6 L’art. 18, n. 1, lett. a), prevede in particolare che, per poter esercitare il diritto a deduzione, il soggetto passivo deve, «per la deduzione di cui all’articolo 17, paragrafo 2, lettera a), essere in possesso di una fattura redatta ai sensi dell’articolo 22, paragrafo 3». Ai sensi del n. 2, primo comma, dello stesso articolo, «[i]l soggetto passivo opera la deduzione sottraendo dall’importo totale dell’imposta sul valore aggiunto dovuta per un dato periodo fiscale l’ammontare dell’imposta per la quale, nello stesso periodo, è sorto e può essere esercitato in virtù delle disposizioni del paragrafo 1 il diritto a deduzione».
7 L’art. 22 della sesta direttiva prevede, ai nn. 3, 4 e 5, rispettivamente le condizioni per l’emissione delle fatture, le modalità di presentazione periodica delle dichiarazioni e l’obbligo per ogni soggetto passivo di pagare l’importo netto dell’IVA dovuta al momento della presentazione della dichiarazione periodica.
8 L’art. 24, n. 1, della detta direttiva, intitolato «Regime particolare delle piccole imprese», così recita:
«Gli Stati membri che incontrano difficoltà ad assoggettare al regime normale dell’imposta le piccole imprese, data la loro attività o struttura, hanno la facoltà nei limiti e alle condizioni da essi fissati – ma ferma restando la consultazione di cui all’articolo 29 – di applicare modalità semplificate di imposizione e riscossione dell’imposta, in particolare regimi forfettari, i cui effetti non possono però determinare uno sgravio dell’imposta».

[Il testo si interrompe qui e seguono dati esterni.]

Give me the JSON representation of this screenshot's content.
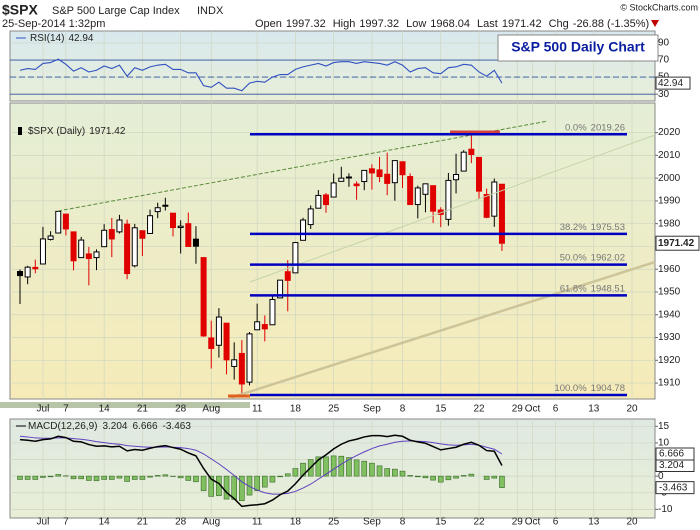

9 Inoltre, lo stesso art. 24, nn. 2‑7, permette agli Stati membri di mantenere o di introdurre franchigie o riduzioni decrescenti dell’IVA per i soggetti passivi la cui fatturato annuo non sia superiore a EUR 5 000.
La normativa nazionale
10 Il regolamento del Ministro delle Finanze che fissa tassi medi per il calcolo degli importi deducibili da parte di imprese straniere che effettuano servizi di trasporto internazionale di persone (BGBl. II, 166/2002; in prosieguo: il «regolamento del Ministro delle Finanze») così dispone:
«Sulla base dell’art. 14, n. 1, punto 2, dell’Umsatzsteuergesetz [legge sul fatturato] 1994, BGBl. 663/1994, nella versione risultante dalla legge federale BGBl. I, 56/2002, è stabilito quanto segue:
Art. 1. Gli imprenditori che non abbiano sul territorio nazionale domicilio (sede), stabilimento o residenza abituale e il cui fatturato, ai sensi dell’art. 1, n. 1, punti 1 e 2, non superi EUR 22 000 in un dato periodo fiscale, possono calcolare gli importi deducibili, conformemente all’art. 12 della legge sul fatturato del 1994, in relazione al proprio fatturato derivante dal trasporto internazionale occasionale di persone effettuato mediante veicoli e rimorchi non immatricolati in Austria, applicando l’aliquota media del 10% sul fatturato ottenuto mediante tale attività (art. 1, n. 1, punti 1 e 2, della legge sul fatturato del 1994), se non emettono fatture ai sensi dell’art. 11 della legge sul fatturato del 1994 per le suddette prestazioni relative al trasporto internazionale di persone.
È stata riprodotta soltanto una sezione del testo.